Chinese investors in Australian agriculture and agribusiness need to obtain a “social licence” to operate in the market if their investments are to succeed, according to a report by Powell Tate, a public affairs specialist agency and part of global communications and engagement firm, Weber Shandwick.

Alistair Nicholas, executive vice president and director of special projects, Powell Tate Australia, and principal author of the report, commented, “Investors need to demonstrate a commitment to Australian society that goes beyond earning profits in order to succeed, even where an investment is providing an economic benefit to the nation”.
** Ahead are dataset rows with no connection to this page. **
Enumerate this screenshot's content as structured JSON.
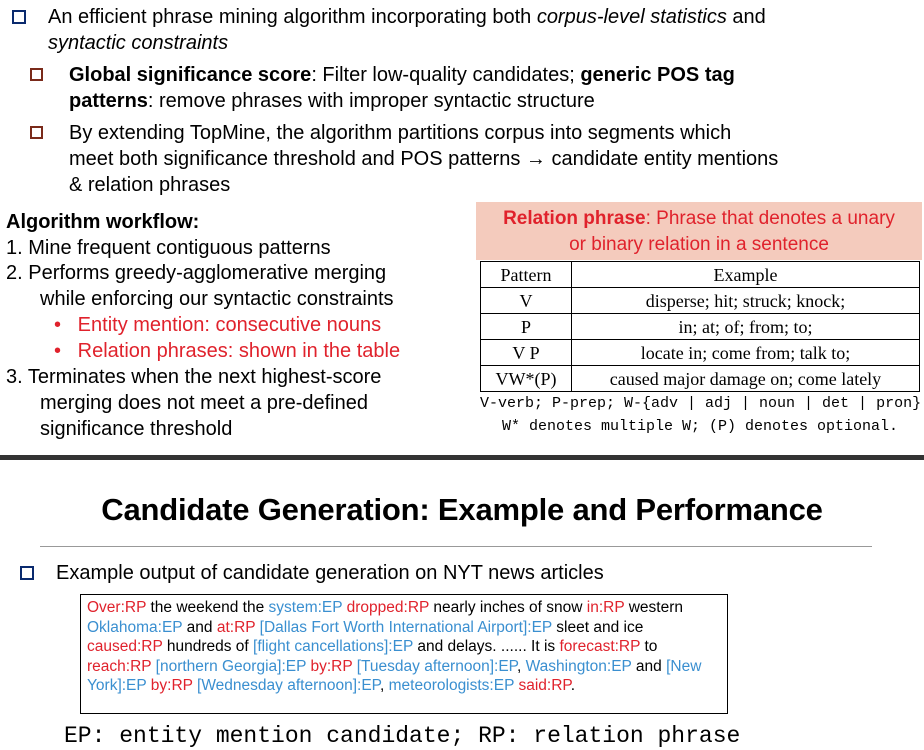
{
  "slide1": {
    "bullet_main_1": "An efficient phrase mining algorithm incorporating both ",
    "bullet_main_em1": "corpus-level statistics",
    "bullet_main_2": " and",
    "bullet_main_line2": "syntactic constraints",
    "sub1_bold1": "Global significance score",
    "sub1_text1": ":  Filter low-quality candidates; ",
    "sub1_bold2": "generic POS tag",
    "sub1_bold3": "patterns",
    "sub1_text2": ": remove phrases with improper syntactic structure",
    "sub2_line1": "By extending TopMine, the algorithm partitions corpus into segments which",
    "sub2_line2": "meet both significance threshold and POS patterns → candidate entity mentions",
    "sub2_line3": "& relation phrases",
    "workflow_title": "Algorithm workflow:",
    "wf1": "1.  Mine frequent contiguous patterns",
    "wf2a": "2.  Performs greedy-agglomerative merging",
    "wf2b": "while enforcing our syntactic constraints",
    "wf_b1": "Entity mention: consecutive nouns",
    "wf_b2": "Relation phrases: shown in the table",
    "wf3a": "3.  Terminates when the next highest-score",
    "wf3b": "merging does not meet a pre-defined",
    "wf3c": "significance threshold",
    "box_bold": "Relation phrase",
    "box_text1": ": Phrase that denotes a unary",
    "box_text2": "or binary relation in a sentence",
    "table_header": [
      "Pattern",
      "Example"
    ],
    "table_rows": [
      [
        "V",
        "disperse; hit; struck; knock;"
      ],
      [
        "P",
        "in; at; of; from; to;"
      ],
      [
        "V P",
        "locate in; come from; talk to;"
      ],
      [
        "VW*(P)",
        "caused major damage on; come lately"
      ]
    ],
    "legend1": "V-verb; P-prep; W-{adv | adj | noun | det | pron}",
    "legend2": "W* denotes multiple W; (P) denotes optional."
  },
  "slide2": {
    "title": "Candidate Generation: Example and Performance",
    "bullet": "Example output of candidate generation on NYT news articles",
    "example_tokens": [
      [
        "Over:RP",
        "red"
      ],
      [
        " the weekend the ",
        "black"
      ],
      [
        "system:EP",
        "blue"
      ],
      [
        " ",
        "black"
      ],
      [
        "dropped:RP",
        "red"
      ],
      [
        " nearly inches of snow ",
        "black"
      ],
      [
        "in:RP",
        "red"
      ],
      [
        " western ",
        "black"
      ],
      [
        "Oklahoma:EP",
        "blue"
      ],
      [
        " and ",
        "black"
      ],
      [
        "at:RP",
        "red"
      ],
      [
        " ",
        "black"
      ],
      [
        "[Dallas Fort Worth International Airport]:EP",
        "blue"
      ],
      [
        " sleet and ice ",
        "black"
      ],
      [
        "caused:RP",
        "red"
      ],
      [
        " hundreds of ",
        "black"
      ],
      [
        "[flight cancellations]:EP",
        "blue"
      ],
      [
        " and delays. ...... It is ",
        "black"
      ],
      [
        "forecast:RP",
        "red"
      ],
      [
        " to ",
        "black"
      ],
      [
        "reach:RP",
        "red"
      ],
      [
        " ",
        "black"
      ],
      [
        "[northern Georgia]:EP",
        "blue"
      ],
      [
        " ",
        "black"
      ],
      [
        "by:RP",
        "red"
      ],
      [
        " ",
        "black"
      ],
      [
        "[Tuesday afternoon]:EP",
        "blue"
      ],
      [
        ", ",
        "black"
      ],
      [
        "Washington:EP",
        "blue"
      ],
      [
        " and ",
        "black"
      ],
      [
        "[New York]:EP",
        "blue"
      ],
      [
        " ",
        "black"
      ],
      [
        "by:RP",
        "red"
      ],
      [
        " ",
        "black"
      ],
      [
        "[Wednesday afternoon]:EP",
        "blue"
      ],
      [
        ", ",
        "black"
      ],
      [
        "meteorologists:EP",
        "blue"
      ],
      [
        " ",
        "black"
      ],
      [
        "said:RP",
        "red"
      ],
      [
        ".",
        "black"
      ]
    ],
    "footer": "EP: entity mention candidate; RP: relation phrase"
  },
  "colors": {
    "ep": "#3a8fd0",
    "rp": "#e0222c",
    "box_bg": "#f4cbbd",
    "bullet_blue": "#0a2a6e"
  }
}
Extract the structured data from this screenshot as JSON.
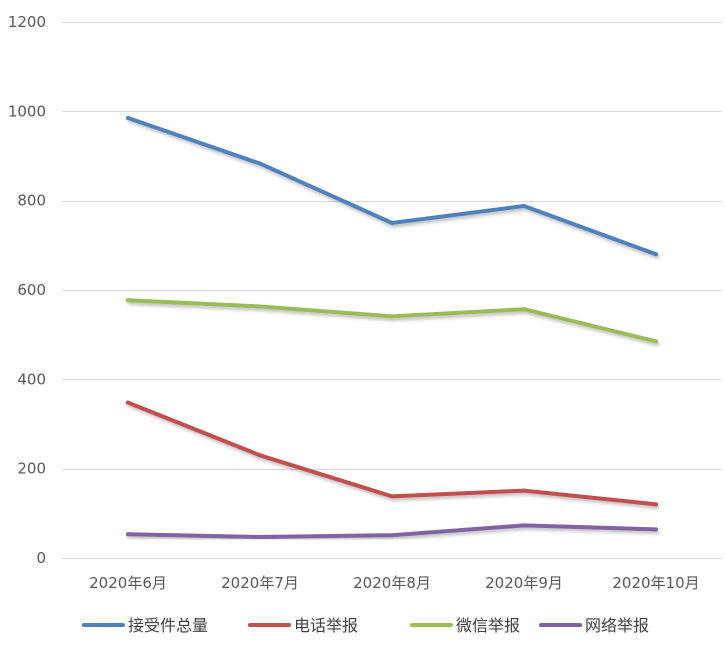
{
  "chart_data": {
    "type": "line",
    "categories": [
      "2020年6月",
      "2020年7月",
      "2020年8月",
      "2020年9月",
      "2020年10月"
    ],
    "ylim": [
      0,
      1200
    ],
    "yticks": [
      0,
      200,
      400,
      600,
      800,
      1000,
      1200
    ],
    "grid": true,
    "legend_position": "bottom",
    "series": [
      {
        "name": "接受件总量",
        "color": "#4F81BD",
        "values": [
          985,
          883,
          750,
          788,
          680
        ]
      },
      {
        "name": "电话举报",
        "color": "#C0504D",
        "values": [
          348,
          230,
          138,
          151,
          120
        ]
      },
      {
        "name": "微信举报",
        "color": "#9BBB59",
        "values": [
          577,
          563,
          541,
          557,
          485
        ]
      },
      {
        "name": "网络举报",
        "color": "#8064A2",
        "values": [
          53,
          47,
          51,
          73,
          64
        ]
      }
    ]
  }
}
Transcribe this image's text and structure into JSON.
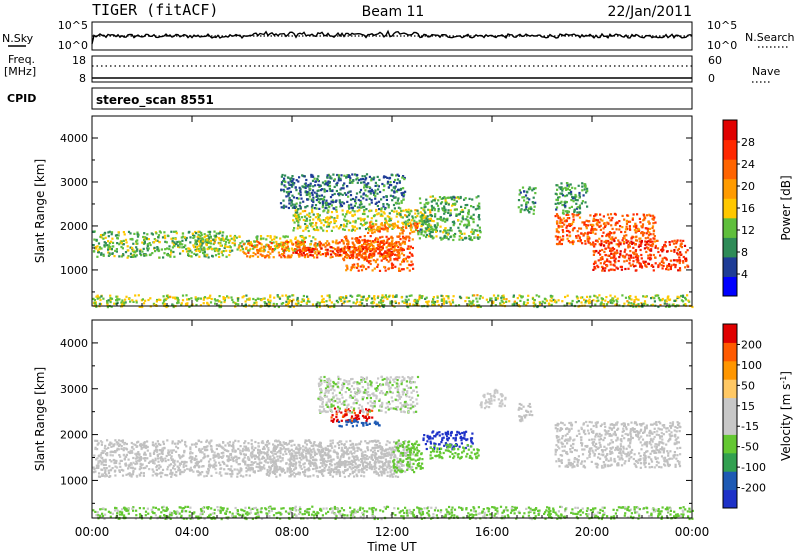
{
  "header": {
    "station": "TIGER (fitACF)",
    "beam": "Beam 11",
    "date": "22/Jan/2011"
  },
  "noise_panel": {
    "left_label": "N.Sky",
    "right_label": "N.Search",
    "left_ticks": [
      "10^5",
      "10^0"
    ],
    "right_ticks": [
      "10^5",
      "10^0"
    ]
  },
  "freq_panel": {
    "left_label_1": "Freq.",
    "left_label_2": "[MHz]",
    "right_label": "Nave",
    "left_ticks": [
      "18",
      "8"
    ],
    "right_ticks": [
      "60",
      "0"
    ]
  },
  "cpid_panel": {
    "label": "CPID",
    "value": "stereo_scan 8551"
  },
  "colors": {
    "power_scale": [
      "#0000ff",
      "#1e3c96",
      "#2e8b57",
      "#5fbf3c",
      "#ffc800",
      "#ff9b00",
      "#ff6400",
      "#ff2800",
      "#e00000"
    ],
    "velocity_scale": [
      "#e00000",
      "#ff5a00",
      "#ff9600",
      "#ffc864",
      "#c8c8c8",
      "#c8c8c8",
      "#64c832",
      "#32a050",
      "#1e5ab4",
      "#1e32c8"
    ],
    "ground_scatter": "#c0c0c0"
  },
  "chart_data": [
    {
      "type": "heatmap",
      "name": "Power",
      "xlabel": "",
      "ylabel": "Slant Range [km]",
      "x_ticks": [
        "00:00",
        "04:00",
        "08:00",
        "12:00",
        "16:00",
        "20:00",
        "00:00"
      ],
      "xlim_hours": [
        0,
        24
      ],
      "y_ticks": [
        1000,
        2000,
        3000,
        4000
      ],
      "ylim": [
        180,
        4500
      ],
      "colorbar_label": "Power [dB]",
      "colorbar_ticks": [
        4,
        8,
        12,
        16,
        20,
        24,
        28
      ],
      "colorbar_range": [
        0,
        32
      ],
      "echo_bands": [
        {
          "t": [
            0,
            5.5
          ],
          "r": [
            1300,
            1900
          ],
          "level": 12
        },
        {
          "t": [
            4,
            9
          ],
          "r": [
            1450,
            1800
          ],
          "level": 14
        },
        {
          "t": [
            6,
            12.5
          ],
          "r": [
            1300,
            1700
          ],
          "level": 22
        },
        {
          "t": [
            8,
            12
          ],
          "r": [
            1350,
            1550
          ],
          "level": 27
        },
        {
          "t": [
            10,
            12.8
          ],
          "r": [
            1000,
            1800
          ],
          "level": 24
        },
        {
          "t": [
            8,
            13.5
          ],
          "r": [
            1900,
            2400
          ],
          "level": 14
        },
        {
          "t": [
            11,
            13
          ],
          "r": [
            1850,
            2100
          ],
          "level": 22
        },
        {
          "t": [
            7.5,
            12.5
          ],
          "r": [
            2400,
            3200
          ],
          "level": 8
        },
        {
          "t": [
            13,
            15.5
          ],
          "r": [
            1700,
            2700
          ],
          "level": 11
        },
        {
          "t": [
            17,
            17.7
          ],
          "r": [
            2300,
            2900
          ],
          "level": 10
        },
        {
          "t": [
            18.5,
            22.5
          ],
          "r": [
            1600,
            2300
          ],
          "level": 24
        },
        {
          "t": [
            20,
            23.8
          ],
          "r": [
            1000,
            1700
          ],
          "level": 26
        },
        {
          "t": [
            18.5,
            19.8
          ],
          "r": [
            2300,
            3000
          ],
          "level": 10
        },
        {
          "t": [
            0,
            24
          ],
          "r": [
            180,
            450
          ],
          "level": 14
        }
      ]
    },
    {
      "type": "heatmap",
      "name": "Velocity",
      "xlabel": "Time UT",
      "ylabel": "Slant Range [km]",
      "x_ticks": [
        "00:00",
        "04:00",
        "08:00",
        "12:00",
        "16:00",
        "20:00",
        "00:00"
      ],
      "xlim_hours": [
        0,
        24
      ],
      "y_ticks": [
        1000,
        2000,
        3000,
        4000
      ],
      "ylim": [
        180,
        4500
      ],
      "colorbar_label": "Velocity [m s^-1]",
      "colorbar_ticks": [
        200,
        100,
        50,
        15,
        -15,
        -50,
        -100,
        -200
      ],
      "colorbar_range": [
        -250,
        250
      ],
      "echo_bands": [
        {
          "t": [
            0,
            12.5
          ],
          "r": [
            1100,
            1900
          ],
          "level": 0
        },
        {
          "t": [
            6,
            12.8
          ],
          "r": [
            1200,
            1750
          ],
          "level": 0
        },
        {
          "t": [
            9.5,
            11.2
          ],
          "r": [
            2300,
            2600
          ],
          "level": 210
        },
        {
          "t": [
            9.8,
            11.5
          ],
          "r": [
            2200,
            2350
          ],
          "level": -180
        },
        {
          "t": [
            12,
            13.2
          ],
          "r": [
            1200,
            1900
          ],
          "level": -80
        },
        {
          "t": [
            13.2,
            15.2
          ],
          "r": [
            1700,
            2100
          ],
          "level": -220
        },
        {
          "t": [
            13.5,
            15.5
          ],
          "r": [
            1500,
            1800
          ],
          "level": -70
        },
        {
          "t": [
            15.5,
            16.5
          ],
          "r": [
            2600,
            3000
          ],
          "level": -30
        },
        {
          "t": [
            17,
            17.6
          ],
          "r": [
            2300,
            2700
          ],
          "level": 0
        },
        {
          "t": [
            18.5,
            23.5
          ],
          "r": [
            1300,
            2300
          ],
          "level": 0
        },
        {
          "t": [
            9,
            13
          ],
          "r": [
            2500,
            3300
          ],
          "level": -40
        },
        {
          "t": [
            0,
            24
          ],
          "r": [
            180,
            450
          ],
          "level": -60
        }
      ]
    }
  ]
}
Nicholas, who is based in Sydney, Australia, led the qualitative study over the past 12 months. The study involved detailed interviews with parties close to foreign investment and within the agriculture sector including current and former politicians, political advisors, government bureaucrats, academics, industry association members, the business advisory community, and investors from China.

Based in Beijing, Yang Xing, associate director, Weber Shandwick China, also led interviews with Chinese stakeholders.

“After listening to key stakeholders, we found that Chinese investors are best advised to adopt a ‘joint venture’ model rather than make straight-out investments in Australian agriculture if they are to succeed,” remarked Nicholas. “It seems Chinese investors going abroad now have to consider the same model that was required of foreign companies when they first entered China after it opened to the outside world.”

The report includes examples of Chinese investment case studies that have failed or succeeded in the Australian agribusiness sector. The report recommends a “best practice road map” for would-be Chinese investors in Australian agriculture. “But it’s not just about investments in Australian agriculture,” according to Nicholas. “The findings of this report are applicable beyond agriculture and lessons can be learned across markets and sectors. Wherever Chinese businesses are looking to invest overseas, whatever the sector, they will need to obtain local community support to operate. This report provides guidelines to achieve that.”

The report officially was officially launched today at the PublicAffairsAsia Government Affairs Forum in Beijing, China.